私としては、別に民族的偏見があるわけではありませんよ。ダメダメ家庭に典型の発想を理解していると、韓国人の行動なり発想が、実に理解しやすい・・・だから、ダメダメの実例としてはこの上ないほどに有効である。そんな観点から言及しているだけです。

実際に、日本におけるダメダメ家庭の人間の珍妙な行動だって、韓国人の行動の背景となっている心理を理解していると、理解しやすいわけです。「そう言えば、韓国人も似たような大騒ぎをするなぁ・・・」そのような点に気が付くと、ダメダメに一般的な心理まで理解できるようになりますし、対策も立てやすいでしょ?実例を挙げないで一般論だけ書いてあっても理解しにくい。韓国人の行動で例示するのは、子供向けの本にある挿絵のようなものと思っていただければ結構です。挿絵は本筋ではありませんよ。まあ、確かに挿絵の方が印象に残りやすいことは事実でしょうが。

一般論だけだと分かりにくいし、あまりに身近な例だと、身につまされ過ぎてしまう。比較的ポピュラーであり、かつ直近でない実例・・・そんな観点から取り上げているだけです。
韓国なりイスラムの問題に言及するのは、我々自身の問題なり我々の目の前の問題を、認識し理解するための方法論に過ぎません。

そうなんですが、逆に言うと、自分自身の問題なり、自分の目の前の問題を認識し、理解しようとする意識のない人間にしてみれば、このメールマガジンで度々韓国の問題に言及しているのは、怪訝に思うことでしょう。このメールマガジンでは、その他、ボランティアの問題にも言及したりしています。私個人はその手の人に個人的に「恨み」があるわけではなく、その種の人たちの行動から、様々なダメダメを理解しようとしているだけです。もちろん、「恨み」はなくても、「嫌い」であることは確かですが。

自分自身の問題なり、自分の目の前の問題を認識しようとしない人は、自分が持っている考えと異なったことを言われた場合には、「それを非難と受け取る」傾向があります。私としては、ただ「見えているものを、見えるように」したいと思っているだけですが、自分自身で考えることから逃避する人間は、相手の話から、まずは「意見」なり「見解」なり「評価」を聞き取ろうとするもの。だから、提示された「評価」が、自分が持っている「評価」と違っていたりすると、「オレの考えを否定するのか?!」「ワタシを非難しようとしている!」と怒り出したりするんですね。

多くの視点なり思考から、自分自身の思考を発展させていこう・・・そのためには、自分自身なり自分自身の目の前にどんなことが起こっているのか?もっとちゃんと見ようではないか!私としてはそんな考えでこのメールマガジンを発行しています。

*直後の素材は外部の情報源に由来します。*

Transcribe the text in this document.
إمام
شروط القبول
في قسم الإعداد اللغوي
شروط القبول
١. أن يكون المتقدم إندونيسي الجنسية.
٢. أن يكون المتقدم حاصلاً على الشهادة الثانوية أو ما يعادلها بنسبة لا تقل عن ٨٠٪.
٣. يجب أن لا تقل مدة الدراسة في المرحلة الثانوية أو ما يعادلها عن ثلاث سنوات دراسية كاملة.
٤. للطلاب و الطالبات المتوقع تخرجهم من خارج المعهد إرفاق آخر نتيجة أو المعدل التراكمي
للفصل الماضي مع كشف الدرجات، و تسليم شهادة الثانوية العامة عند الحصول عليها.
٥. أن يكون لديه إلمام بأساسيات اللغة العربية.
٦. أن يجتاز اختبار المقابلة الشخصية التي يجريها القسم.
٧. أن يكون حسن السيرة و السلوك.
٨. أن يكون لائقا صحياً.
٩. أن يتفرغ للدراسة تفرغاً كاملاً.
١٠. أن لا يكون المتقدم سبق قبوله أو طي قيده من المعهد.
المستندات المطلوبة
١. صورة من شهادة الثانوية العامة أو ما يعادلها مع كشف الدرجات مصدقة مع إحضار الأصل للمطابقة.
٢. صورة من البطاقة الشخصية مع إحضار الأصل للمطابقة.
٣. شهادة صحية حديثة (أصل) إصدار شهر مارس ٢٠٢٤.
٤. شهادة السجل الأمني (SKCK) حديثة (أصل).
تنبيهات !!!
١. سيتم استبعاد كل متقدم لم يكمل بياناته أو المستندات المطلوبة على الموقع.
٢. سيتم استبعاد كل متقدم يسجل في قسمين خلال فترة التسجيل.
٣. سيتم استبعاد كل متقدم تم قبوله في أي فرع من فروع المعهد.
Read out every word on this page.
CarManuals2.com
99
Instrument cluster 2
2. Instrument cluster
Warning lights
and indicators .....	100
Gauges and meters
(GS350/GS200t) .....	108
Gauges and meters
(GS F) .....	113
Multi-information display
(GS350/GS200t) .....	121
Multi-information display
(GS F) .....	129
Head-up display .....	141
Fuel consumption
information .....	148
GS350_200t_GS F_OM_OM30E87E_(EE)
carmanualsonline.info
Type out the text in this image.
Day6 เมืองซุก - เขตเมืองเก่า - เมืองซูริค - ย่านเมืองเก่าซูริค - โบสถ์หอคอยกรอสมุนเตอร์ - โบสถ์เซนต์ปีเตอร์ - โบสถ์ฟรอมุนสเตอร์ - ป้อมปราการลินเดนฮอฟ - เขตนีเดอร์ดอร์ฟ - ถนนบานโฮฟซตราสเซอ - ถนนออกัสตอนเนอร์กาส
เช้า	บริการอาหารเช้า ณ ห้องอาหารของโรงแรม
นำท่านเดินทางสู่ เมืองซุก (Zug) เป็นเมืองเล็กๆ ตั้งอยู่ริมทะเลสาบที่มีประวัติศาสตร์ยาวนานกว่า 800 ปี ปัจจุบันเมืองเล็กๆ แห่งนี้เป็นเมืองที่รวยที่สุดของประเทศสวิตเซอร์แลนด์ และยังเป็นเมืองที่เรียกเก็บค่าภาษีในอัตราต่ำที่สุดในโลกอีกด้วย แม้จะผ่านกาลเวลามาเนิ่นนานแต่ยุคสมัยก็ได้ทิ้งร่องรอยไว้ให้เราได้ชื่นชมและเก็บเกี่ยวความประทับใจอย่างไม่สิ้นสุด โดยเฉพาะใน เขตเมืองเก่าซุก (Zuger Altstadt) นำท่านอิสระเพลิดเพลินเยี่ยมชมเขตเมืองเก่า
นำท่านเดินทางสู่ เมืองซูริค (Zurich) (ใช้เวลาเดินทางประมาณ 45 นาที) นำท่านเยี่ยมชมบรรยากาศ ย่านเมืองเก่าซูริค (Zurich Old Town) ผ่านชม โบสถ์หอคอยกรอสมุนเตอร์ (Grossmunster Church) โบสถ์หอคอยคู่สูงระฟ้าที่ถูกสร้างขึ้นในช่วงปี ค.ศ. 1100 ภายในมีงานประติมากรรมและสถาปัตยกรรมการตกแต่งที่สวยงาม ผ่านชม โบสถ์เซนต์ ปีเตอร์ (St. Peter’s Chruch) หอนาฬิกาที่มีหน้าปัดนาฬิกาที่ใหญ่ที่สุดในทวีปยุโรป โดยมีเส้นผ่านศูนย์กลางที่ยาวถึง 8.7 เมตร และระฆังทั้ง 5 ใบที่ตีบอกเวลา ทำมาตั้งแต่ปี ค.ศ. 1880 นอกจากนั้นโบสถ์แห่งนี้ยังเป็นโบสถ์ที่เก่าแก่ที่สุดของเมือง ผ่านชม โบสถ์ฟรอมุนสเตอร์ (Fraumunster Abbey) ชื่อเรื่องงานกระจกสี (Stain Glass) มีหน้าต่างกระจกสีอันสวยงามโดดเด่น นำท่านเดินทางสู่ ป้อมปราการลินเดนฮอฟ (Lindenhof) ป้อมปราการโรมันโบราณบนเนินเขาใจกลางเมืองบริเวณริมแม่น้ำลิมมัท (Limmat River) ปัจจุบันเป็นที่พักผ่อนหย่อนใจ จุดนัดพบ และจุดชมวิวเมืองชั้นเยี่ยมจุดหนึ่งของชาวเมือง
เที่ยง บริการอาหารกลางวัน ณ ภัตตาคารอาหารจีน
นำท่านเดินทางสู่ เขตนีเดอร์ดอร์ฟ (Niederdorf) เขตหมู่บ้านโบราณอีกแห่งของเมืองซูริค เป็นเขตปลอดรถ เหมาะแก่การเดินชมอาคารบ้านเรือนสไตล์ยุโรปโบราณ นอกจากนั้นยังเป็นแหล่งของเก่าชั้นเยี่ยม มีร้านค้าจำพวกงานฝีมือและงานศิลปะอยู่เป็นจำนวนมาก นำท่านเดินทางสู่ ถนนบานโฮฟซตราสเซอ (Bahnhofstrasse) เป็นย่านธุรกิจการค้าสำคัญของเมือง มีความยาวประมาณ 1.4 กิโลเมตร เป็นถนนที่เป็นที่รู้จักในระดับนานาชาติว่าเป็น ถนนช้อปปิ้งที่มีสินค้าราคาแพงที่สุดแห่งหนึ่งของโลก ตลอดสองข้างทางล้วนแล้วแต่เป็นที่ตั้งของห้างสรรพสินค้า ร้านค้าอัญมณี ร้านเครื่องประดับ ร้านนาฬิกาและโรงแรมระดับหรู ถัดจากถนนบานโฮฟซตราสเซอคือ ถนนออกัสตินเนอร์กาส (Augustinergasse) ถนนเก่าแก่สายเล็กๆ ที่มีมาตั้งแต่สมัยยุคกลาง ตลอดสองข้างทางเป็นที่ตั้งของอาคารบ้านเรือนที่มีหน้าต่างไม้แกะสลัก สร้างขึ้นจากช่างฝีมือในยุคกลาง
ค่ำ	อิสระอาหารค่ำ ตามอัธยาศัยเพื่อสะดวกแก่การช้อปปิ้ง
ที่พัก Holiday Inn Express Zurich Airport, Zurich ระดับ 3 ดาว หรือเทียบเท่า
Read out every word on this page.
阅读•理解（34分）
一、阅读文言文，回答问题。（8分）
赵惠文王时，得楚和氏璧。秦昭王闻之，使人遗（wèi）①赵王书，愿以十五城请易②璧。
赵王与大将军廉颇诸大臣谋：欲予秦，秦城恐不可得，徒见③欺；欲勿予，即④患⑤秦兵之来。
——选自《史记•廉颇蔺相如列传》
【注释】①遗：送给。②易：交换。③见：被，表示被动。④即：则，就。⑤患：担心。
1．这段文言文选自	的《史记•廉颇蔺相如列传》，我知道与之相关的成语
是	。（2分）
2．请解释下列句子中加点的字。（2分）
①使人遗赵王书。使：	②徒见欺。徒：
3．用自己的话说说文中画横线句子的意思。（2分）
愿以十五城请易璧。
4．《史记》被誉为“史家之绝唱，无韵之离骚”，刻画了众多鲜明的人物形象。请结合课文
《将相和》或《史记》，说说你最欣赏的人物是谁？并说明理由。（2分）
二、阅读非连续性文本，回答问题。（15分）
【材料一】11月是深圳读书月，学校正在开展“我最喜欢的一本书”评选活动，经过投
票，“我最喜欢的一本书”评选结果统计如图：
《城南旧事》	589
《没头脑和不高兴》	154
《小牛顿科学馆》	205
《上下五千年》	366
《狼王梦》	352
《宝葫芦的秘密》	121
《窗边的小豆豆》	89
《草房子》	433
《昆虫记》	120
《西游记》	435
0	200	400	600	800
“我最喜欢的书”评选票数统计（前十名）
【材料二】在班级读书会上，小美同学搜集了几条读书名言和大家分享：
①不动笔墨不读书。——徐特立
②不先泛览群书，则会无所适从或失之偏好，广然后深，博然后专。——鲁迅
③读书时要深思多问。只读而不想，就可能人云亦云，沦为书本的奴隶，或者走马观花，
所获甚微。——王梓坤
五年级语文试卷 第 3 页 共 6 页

目の前のダメダメ家庭の問題を拡大鏡でスクリーンに投影した姿が韓国なりイスラムの問題・・・私が取り上げるのは、そんな観点です。

さてさて、その韓国の問題に関連して、かなり以前に、購読者さんから、こんな意見を頂戴いたしました。
それは下記のような文章です。

『韓国は歴史問題で日本に干渉しますが、
日本人は嫌な過去を水に流してさっぱり忘れてしまう、
一方韓国・朝鮮人はそれを執念深く恨み続ける、なんて言う人は
福島県会津若松市と山口県萩市の“歴史問題”を知っているのでしょうか。
幕末の戊辰戦争で長州の官軍は、
旧幕府側についた会津藩をボコボコに叩きのめし、
これをやりすぎて会津の人々の反発を買うことになります。
その後100数十年間、会津若松市と萩市の間には
わだかまりがあり、最近やっと和解したとか。
韓国併合は90年、会津戦争は140年ですから。
韓国が歴史問題で日本に干渉するのは、
彼らの民族性が悪いから、というなら、
その2倍会津若松の人間は悪い奴、
といわなければならないでしょう。
これは個人的な見解ですが、
140年経ってやっと和解したというから、
戦争の生存者から直接話を聞いた人々がほぼこの世を去ってから、
和解が可能になるんでしょうね。
植民地支配については互いの当事者から直接話を聞いた世代が
まだ当分生きているわけですから、
何でも反日教育のせいにするのは単純すぎる発想かな、と。』


ちなみに私個人は、このメールマガジンで、韓国の対日感情を、「反日教育」のせいにしていると書いたつもりはありません。バックナンバーを調べていただいても、そんな文言は出てこないはずです。それに、韓国人を「悪い」と言っているわけではありません。何回も書いておりますが、このメールマガジンは「評価」を目的としてものではなく、「見えているものを、見えるようにする」ことが目的です。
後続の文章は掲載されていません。